Suspensión de la mirada, energía del ojo: el ojo
salta más allá de sus metáforas.
¿Puede la mirada, en efecto, ser dirigida: obedecer a
una intención excluyente, a la rígida prepotencia
de un decreto por sobre la percepción sensible? Sensibilidad
del ojo: acuidad de la mirada. Ética de la percepción:
¿quién decide por sobre lo visto? Acción
en que el mirante se olvida de sí mismo, desapegado por
un instante (letánica insurgencia que retorna adonde siempre
estuvo: ah presente sin tiempo: abolición del encadenamiento
sucesivo) de su cargamento de supuestos. Campo inviolable de
lo visto cuando lo visto empieza a ser mirado, cuando recibe
de la atención la suma de matices ofrecidos en la relación
misma, que se da en el acto. Desalojo: en la mutación
y por lo tanto: en la inopinable transmutación el ojo
toma lo suyo, es la conexión del humano con el ave (el
reojo; la pupila mimetizada, fundida al hechizo de su impavidez,
de su indistinción aparente a través de la cual
sin embargo una presencia vigila). El ojo picotea la mutación.
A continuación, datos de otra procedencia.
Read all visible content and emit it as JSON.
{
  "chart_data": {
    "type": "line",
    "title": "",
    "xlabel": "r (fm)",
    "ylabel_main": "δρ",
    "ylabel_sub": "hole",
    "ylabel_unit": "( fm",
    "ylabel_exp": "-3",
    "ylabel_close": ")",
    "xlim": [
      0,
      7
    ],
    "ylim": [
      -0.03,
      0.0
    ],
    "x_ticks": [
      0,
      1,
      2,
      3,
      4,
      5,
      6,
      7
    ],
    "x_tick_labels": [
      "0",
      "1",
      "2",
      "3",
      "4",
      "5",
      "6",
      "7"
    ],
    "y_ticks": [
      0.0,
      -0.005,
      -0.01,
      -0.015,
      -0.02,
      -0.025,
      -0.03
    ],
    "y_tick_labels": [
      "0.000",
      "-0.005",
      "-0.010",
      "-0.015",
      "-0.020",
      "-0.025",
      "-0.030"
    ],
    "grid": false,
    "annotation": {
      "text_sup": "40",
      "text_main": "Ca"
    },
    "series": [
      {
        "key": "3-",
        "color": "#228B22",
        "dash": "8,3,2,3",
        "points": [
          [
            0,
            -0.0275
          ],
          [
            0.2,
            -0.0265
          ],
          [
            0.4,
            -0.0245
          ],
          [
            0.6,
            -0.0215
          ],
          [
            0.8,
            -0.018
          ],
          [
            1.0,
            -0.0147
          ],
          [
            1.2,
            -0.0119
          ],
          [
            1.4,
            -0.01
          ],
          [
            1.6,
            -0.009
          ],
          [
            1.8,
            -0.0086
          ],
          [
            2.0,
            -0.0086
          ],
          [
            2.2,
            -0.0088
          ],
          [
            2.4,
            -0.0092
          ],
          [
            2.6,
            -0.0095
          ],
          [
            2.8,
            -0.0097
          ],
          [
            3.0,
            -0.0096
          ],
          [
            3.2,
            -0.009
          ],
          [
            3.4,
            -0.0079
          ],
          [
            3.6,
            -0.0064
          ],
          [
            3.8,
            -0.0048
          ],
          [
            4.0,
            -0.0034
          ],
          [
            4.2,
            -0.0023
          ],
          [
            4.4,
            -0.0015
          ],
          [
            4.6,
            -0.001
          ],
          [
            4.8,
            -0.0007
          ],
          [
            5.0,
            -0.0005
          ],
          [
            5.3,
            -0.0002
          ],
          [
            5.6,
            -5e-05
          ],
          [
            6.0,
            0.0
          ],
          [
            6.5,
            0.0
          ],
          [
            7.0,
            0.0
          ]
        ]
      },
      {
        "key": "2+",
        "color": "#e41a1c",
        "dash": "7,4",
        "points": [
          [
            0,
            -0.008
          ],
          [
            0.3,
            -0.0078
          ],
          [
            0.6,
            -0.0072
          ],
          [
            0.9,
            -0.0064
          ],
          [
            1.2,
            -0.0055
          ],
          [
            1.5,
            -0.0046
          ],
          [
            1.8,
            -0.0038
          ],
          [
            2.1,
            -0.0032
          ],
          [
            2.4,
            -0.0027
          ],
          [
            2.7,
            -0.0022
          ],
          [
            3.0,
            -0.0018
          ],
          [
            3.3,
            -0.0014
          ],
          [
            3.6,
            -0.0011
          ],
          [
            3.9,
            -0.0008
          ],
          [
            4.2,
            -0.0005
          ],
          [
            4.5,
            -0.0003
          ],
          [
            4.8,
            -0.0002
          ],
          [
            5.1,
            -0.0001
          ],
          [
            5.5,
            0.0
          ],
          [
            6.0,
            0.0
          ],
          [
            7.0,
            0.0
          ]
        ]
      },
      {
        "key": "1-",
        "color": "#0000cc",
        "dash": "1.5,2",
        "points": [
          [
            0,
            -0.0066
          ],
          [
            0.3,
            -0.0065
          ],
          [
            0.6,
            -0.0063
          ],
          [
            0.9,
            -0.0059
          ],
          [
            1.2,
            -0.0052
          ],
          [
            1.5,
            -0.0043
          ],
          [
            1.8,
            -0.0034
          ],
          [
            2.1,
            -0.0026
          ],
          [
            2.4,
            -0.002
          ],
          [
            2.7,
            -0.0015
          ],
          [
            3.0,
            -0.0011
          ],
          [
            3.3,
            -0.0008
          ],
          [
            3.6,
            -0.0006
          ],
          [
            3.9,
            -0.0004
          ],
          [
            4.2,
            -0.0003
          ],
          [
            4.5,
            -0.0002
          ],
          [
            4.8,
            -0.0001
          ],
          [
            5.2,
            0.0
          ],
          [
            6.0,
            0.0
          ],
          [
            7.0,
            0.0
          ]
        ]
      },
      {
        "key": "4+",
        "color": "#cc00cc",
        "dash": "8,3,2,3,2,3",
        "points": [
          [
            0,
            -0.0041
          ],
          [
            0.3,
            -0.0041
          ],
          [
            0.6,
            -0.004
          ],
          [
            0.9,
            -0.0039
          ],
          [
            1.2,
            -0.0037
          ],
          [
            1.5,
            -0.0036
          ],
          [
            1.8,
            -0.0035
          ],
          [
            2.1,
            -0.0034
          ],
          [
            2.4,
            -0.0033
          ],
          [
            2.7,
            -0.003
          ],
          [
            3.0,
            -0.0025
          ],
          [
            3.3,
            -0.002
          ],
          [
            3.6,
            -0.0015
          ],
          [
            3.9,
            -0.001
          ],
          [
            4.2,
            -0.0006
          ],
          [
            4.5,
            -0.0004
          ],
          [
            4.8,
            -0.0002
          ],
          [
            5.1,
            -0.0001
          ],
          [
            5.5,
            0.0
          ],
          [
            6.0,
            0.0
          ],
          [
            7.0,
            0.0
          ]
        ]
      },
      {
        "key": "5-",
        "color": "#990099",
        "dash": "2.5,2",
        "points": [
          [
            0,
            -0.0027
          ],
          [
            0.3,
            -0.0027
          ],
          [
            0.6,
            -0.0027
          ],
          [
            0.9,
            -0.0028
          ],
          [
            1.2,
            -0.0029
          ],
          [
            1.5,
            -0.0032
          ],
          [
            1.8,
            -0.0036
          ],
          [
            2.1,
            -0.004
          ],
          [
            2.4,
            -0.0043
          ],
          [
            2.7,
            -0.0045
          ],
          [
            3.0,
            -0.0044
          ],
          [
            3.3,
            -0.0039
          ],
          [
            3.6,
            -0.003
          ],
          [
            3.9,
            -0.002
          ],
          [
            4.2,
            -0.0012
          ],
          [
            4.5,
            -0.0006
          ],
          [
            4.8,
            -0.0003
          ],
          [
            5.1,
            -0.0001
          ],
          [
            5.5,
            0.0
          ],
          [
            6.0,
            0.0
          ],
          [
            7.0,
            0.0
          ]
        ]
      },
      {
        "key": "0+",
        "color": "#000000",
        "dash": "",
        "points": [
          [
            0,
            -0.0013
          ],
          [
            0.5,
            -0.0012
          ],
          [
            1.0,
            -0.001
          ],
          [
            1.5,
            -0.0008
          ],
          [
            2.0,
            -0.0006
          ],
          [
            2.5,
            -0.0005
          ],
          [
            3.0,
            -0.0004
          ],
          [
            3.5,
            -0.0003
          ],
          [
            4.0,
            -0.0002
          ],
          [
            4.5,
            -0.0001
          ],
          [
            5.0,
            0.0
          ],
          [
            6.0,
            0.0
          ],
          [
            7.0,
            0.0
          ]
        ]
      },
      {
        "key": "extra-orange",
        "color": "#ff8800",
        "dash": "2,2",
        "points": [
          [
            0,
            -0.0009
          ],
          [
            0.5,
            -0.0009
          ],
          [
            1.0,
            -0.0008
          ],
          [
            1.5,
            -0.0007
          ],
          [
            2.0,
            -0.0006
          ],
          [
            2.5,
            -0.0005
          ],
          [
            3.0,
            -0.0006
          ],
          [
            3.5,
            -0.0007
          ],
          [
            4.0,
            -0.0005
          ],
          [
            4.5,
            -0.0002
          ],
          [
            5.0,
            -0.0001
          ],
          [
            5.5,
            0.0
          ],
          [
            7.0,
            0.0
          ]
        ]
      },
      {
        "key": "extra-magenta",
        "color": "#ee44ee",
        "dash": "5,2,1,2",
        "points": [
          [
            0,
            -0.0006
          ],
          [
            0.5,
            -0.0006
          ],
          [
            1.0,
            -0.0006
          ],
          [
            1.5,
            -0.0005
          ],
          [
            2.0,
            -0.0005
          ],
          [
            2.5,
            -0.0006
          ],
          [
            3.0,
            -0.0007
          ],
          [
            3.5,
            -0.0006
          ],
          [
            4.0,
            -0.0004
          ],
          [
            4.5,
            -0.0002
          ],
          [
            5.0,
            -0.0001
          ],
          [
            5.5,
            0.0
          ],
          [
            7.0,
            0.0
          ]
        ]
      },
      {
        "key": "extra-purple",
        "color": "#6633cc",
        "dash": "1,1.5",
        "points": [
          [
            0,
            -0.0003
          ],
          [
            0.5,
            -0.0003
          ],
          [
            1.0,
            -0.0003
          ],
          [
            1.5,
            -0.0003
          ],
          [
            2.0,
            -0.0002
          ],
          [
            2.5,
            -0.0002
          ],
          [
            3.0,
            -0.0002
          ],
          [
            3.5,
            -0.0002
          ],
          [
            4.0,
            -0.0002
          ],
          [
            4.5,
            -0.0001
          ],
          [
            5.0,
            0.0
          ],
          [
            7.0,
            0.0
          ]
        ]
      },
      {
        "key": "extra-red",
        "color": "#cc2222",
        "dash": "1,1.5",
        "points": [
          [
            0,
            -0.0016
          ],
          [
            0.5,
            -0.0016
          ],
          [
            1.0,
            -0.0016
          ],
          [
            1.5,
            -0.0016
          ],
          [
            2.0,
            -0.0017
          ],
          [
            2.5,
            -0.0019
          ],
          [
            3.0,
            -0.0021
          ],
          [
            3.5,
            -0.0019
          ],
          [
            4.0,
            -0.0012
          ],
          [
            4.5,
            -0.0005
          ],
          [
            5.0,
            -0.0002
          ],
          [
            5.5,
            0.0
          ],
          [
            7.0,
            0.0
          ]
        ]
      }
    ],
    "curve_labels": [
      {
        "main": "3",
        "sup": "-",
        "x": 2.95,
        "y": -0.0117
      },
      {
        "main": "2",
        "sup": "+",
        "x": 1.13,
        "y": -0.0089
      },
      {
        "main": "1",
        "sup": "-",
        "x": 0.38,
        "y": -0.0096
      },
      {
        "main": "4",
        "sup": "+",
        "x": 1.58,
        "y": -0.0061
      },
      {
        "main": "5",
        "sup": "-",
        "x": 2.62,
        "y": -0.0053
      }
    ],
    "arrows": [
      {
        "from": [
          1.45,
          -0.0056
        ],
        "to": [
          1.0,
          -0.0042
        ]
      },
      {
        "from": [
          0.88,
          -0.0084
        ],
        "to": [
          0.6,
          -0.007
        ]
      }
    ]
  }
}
Por eso enfrentamos con la mirada: sería demasiada desnudez
(exposición, indefensión, sentimiento de orfandad)
el anonimato del ojo. No hay pudor que resista ante la fértil
vaciedad de la pupila que se eclipsa con nuestra pupila: ante
el ojo ajeno el propio ojo no nos refleja, no emite consistencia,
garantía fatal con que una identidad ya definida se autoabastecería
(identidad-panóptico que se sitúa en un supuesto
centro del mundo). El que vigila, no contempla: vigilar de alguna
manera puede implicar eterna distancia con las cosas, mientras
que contemplar (cuando toda teoría es una práctica)
necesariamente consustancia. Para una colisión hacen falta
por lo menos dos bólidos: dos velocidades que se buscan:
dos identidades que no encuentran cómo asimilarse entre
sí por esta vía: la mirada inviste de fuerza, el
ojo permanece en el eje de su permeabilidad. Infranqueable, no
por distancia sino por intimidad absoluta: el ojo conoce, la
mirada reconoce. Centro de la pupila: posibilidad como índole.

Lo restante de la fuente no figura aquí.